Laporan Wartawan TribunMadura.com, Ali Hafidz Syahbana

TRIBUNMADURA.COM, SUMENEP - Penanganan perkara tindak kekerasan terhadap anak di Kabupaten Sumenep menjadi sorotan tajam.

Pasalnya, puluhan kasus yang ditangani Polres Sumenep sepanjang 2025 belum juga tuntas hingga akhir tahun.

Data Satuan Reserse Kriminal (Satreskrim) Polres Sumenep mencatat, terdapat 40 laporan kasus kekerasan terhadap anak selama 2025.

Namun, hingga kini baru 16 perkara yang berhasil diselesaikan, sementara 26 kasus lainnya masih tertahan dalam proses penyidikan.

Kepala Satreskrim Polres Sumenep, AKP Agus Rusdyanto mengakui adanya sejumlah perkara yang belum dapat dirampungkan. Ia menyebut, kendala teknis menjadi faktor utama lambannya penanganan kasus.

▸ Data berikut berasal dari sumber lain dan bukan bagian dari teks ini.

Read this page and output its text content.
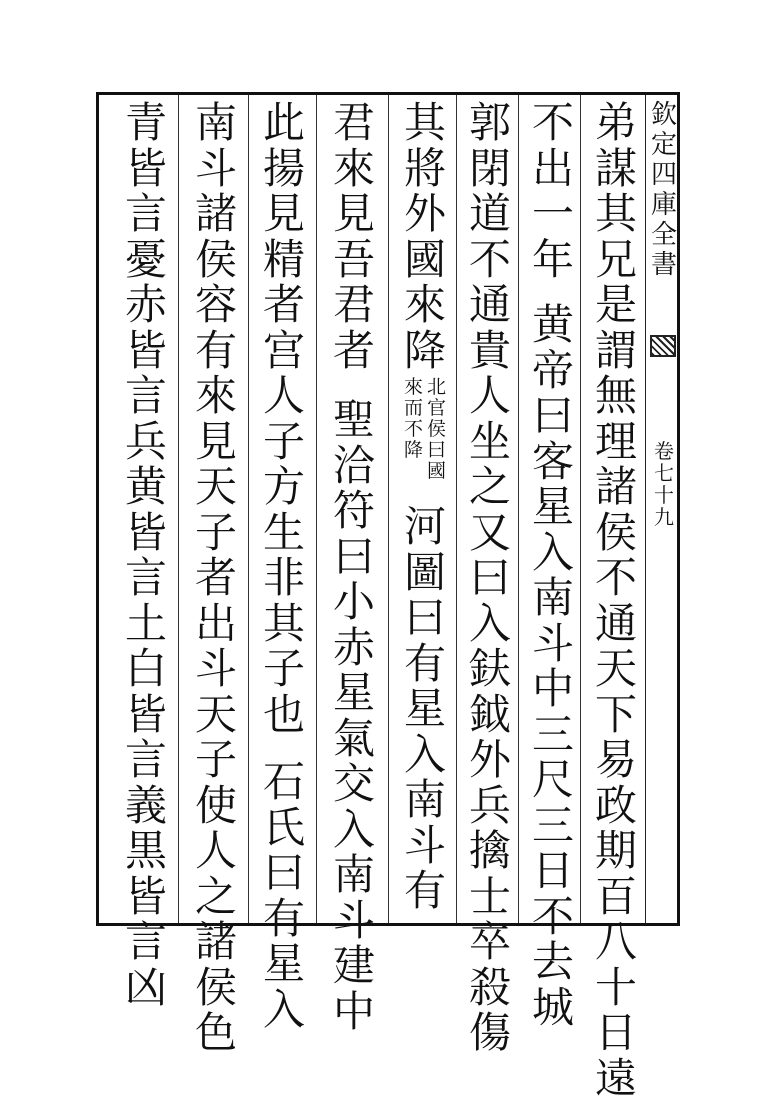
欽
定
四
庫
全
書
卷
七
十
九
弟
謀
其
兄
是
謂
無
理
諸
侯
不
通
天
下
易
政
期
百
八
十
日
遠
不
出
一
年
黄
帝
曰
客
星
入
南
斗
中
三
尺
三
日
不
去
城
郭
閉
道
不
通
貴
人
坐
之
又
曰
入
鈇
鉞
外
兵
擒
士
卒
殺
傷
其
將
外
國
來
降
北
官
侯
曰
國
來
而
不
降
河
圖
曰
有
星
入
南
斗
有
君
來
見
吾
君
者
聖
洽
符
曰
小
赤
星
氣
交
入
南
斗
建
中
此
揚
見
精
者
宫
人
子
方
生
非
其
子
也
石
氏
曰
有
星
入
南
斗
諸
侯
容
有
來
見
天
子
者
出
斗
天
子
使
人
之
諸
侯
色
青
皆
言
憂
赤
皆
言
兵
黄
皆
言
土
白
皆
言
義
黒
皆
言
凶
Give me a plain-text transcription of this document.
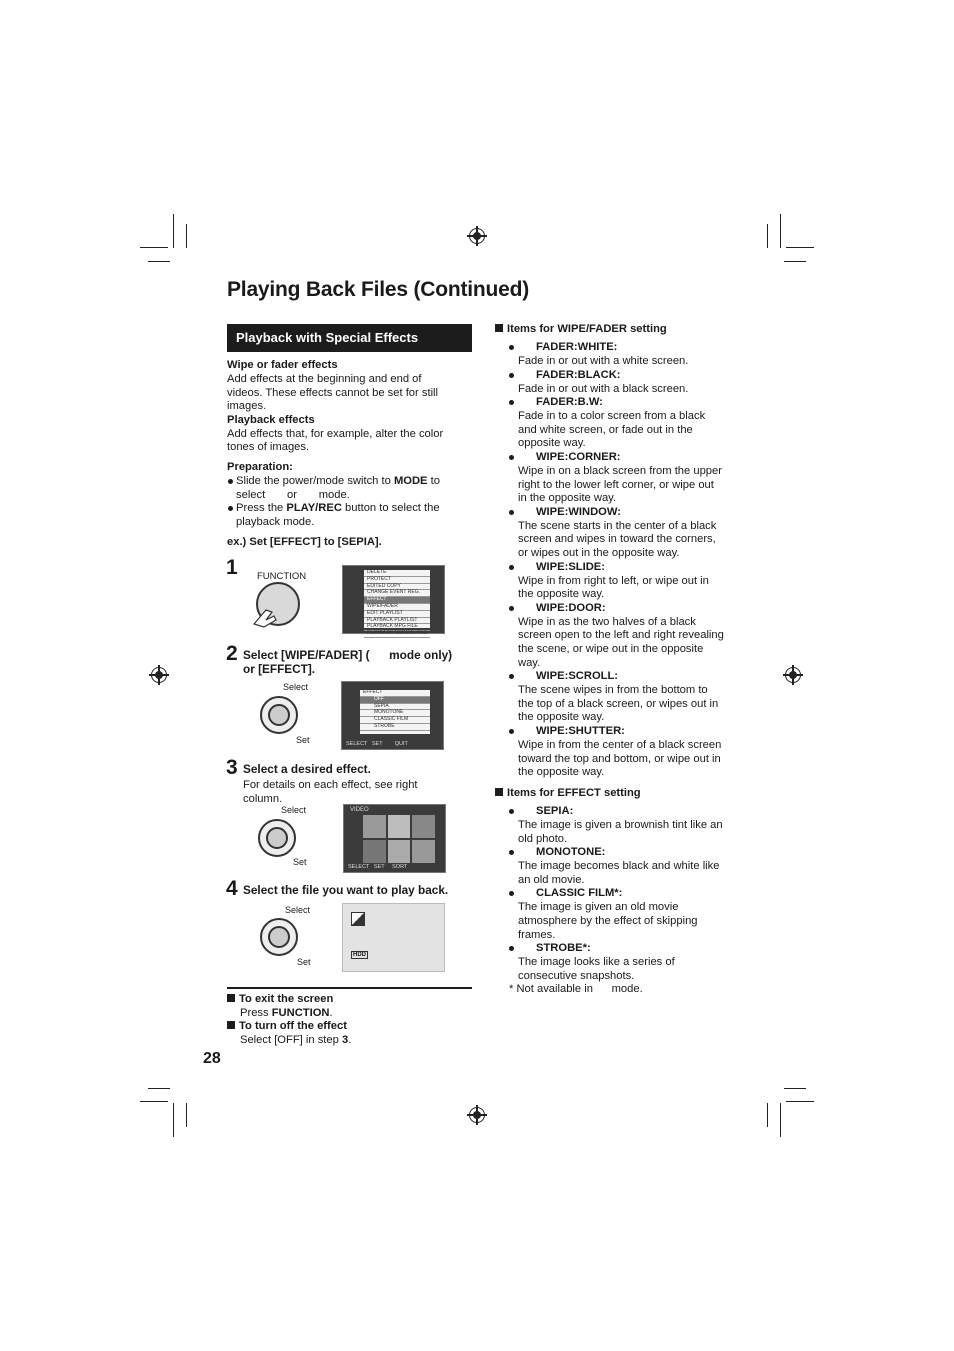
Playing Back Files (Continued)
Playback with Special Effects
Wipe or fader effects
Add effects at the beginning and end of
videos. These effects cannot be set for still
images.
Playback effects
Add effects that, for example, alter the color
tones of images.
Preparation:
Slide the power/mode switch to MODE to
select       or       mode.
Press the PLAY/REC button to select the
playback mode.
ex.) Set [EFFECT] to [SEPIA].
1 FUNCTION	DELETE
PROTECT
EDITED COPY
CHANGE EVENT REG.
EFFECT
WIPE/FADER
EDIT PLAYLIST
PLAYBACK PLAYLIST
PLAYBACK MPG FILE
PLAYBACK NORMAL FILE
2 Select [WIPE/FADER] (      mode only)
or [EFFECT].
Select
Set
EFFECT
OFF
SEPIA
MONOTONE
CLASSIC FILM
STROBE
SELECT   SET        QUIT
3 Select a desired effect.
For details on each effect, see right
column.
Select
Set
VIDEO
SELECT   SET     SORT
4 Select the file you want to play back.
Select
Set
HDD
To exit the screen
Press FUNCTION.
To turn off the effect
Select [OFF] in step 3.
28
Items for WIPE/FADER setting
FADER:WHITE:
Fade in or out with a white screen.
FADER:BLACK:
Fade in or out with a black screen.
FADER:B.W:
Fade in to a color screen from a black
and white screen, or fade out in the
opposite way.
WIPE:CORNER:
Wipe in on a black screen from the upper
right to the lower left corner, or wipe out
in the opposite way.
WIPE:WINDOW:
The scene starts in the center of a black
screen and wipes in toward the corners,
or wipes out in the opposite way.
WIPE:SLIDE:
Wipe in from right to left, or wipe out in
the opposite way.
WIPE:DOOR:
Wipe in as the two halves of a black
screen open to the left and right revealing
the scene, or wipe out in the opposite
way.
WIPE:SCROLL:
The scene wipes in from the bottom to
the top of a black screen, or wipes out in
the opposite way.
WIPE:SHUTTER:
Wipe in from the center of a black screen
toward the top and bottom, or wipe out in
the opposite way.
Items for EFFECT setting
SEPIA:
The image is given a brownish tint like an
old photo.
MONOTONE:
The image becomes black and white like
an old movie.
CLASSIC FILM*:
The image is given an old movie
atmosphere by the effect of skipping
frames.
STROBE*:
The image looks like a series of
consecutive snapshots.
* Not available in      mode.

Menurut Akp Agus, proses pemanggilan saksi kerap tidak berjalan lancar. Beberapa saksi harus dipanggil berulang kali karena tidak memenuhi panggilan penyidik.

Baca juga: Disnaker Sampang Warning Bahaya Tekong, Kuak Nasib PMI Ilegal yang Rentan Kekerasan dan Eksploitasi

"Hal itu berdampak pada lambatnya pengumpulan keterangan dan alat bukti. Kami tidak bisa menaikkan status perkara tanpa bukti yang kuat dan keterangan saksi yang akurat," ungkap Akp Agus, Jumat (2/1/2025).

Pihaknya menegaskan, bahwa dirinya tetap berkomitmen menyelesaikan seluruh tunggakan perkara. Namun, prosedur hukum harus dijalankan secara hati-hati agar perkara tidak bermasalah di kemudian hari.

"Kami harus memastikan semua prosedur terpenuhi supaya perkara ini kuat secara hukum," ucapnya.

Terpisah, Ketua Koalisi Perempuan Indonesia (KPI) Cabang Sumenep, Nunung Fitriana menilai bahwa kepastian hukum dalam penanganan kasus kekerasan terhadap anak sangat mendesak.

Juga mengingatkan, penanganan perkara yang berlarut-larut justru berpotensi menghambat akses keadilan bagi korban, khususnya anak-anak.

"Melaporkan kasus kekerasan terhadap anak di Madura bukan perkara mudah, terlebih jika menyangkut tindak asusila. Masih ada anggapan sebagai aib keluarga," tegas Nunung.

Kondisi tersebut lanjutnya, dapat membuat masyarakat enggan melapor, meski anak membutuhkan perlindungan dan keberpihakan hukum.

Jika aparat penegak hukum tidak serius dan responsif, Nunung khawatir korban akan semakin terpinggirkan.

"Anak-anak adalah pihak yang paling lemah secara mental dan fisik. Jangan sampai hak mereka justru terabaikan," tegasnya.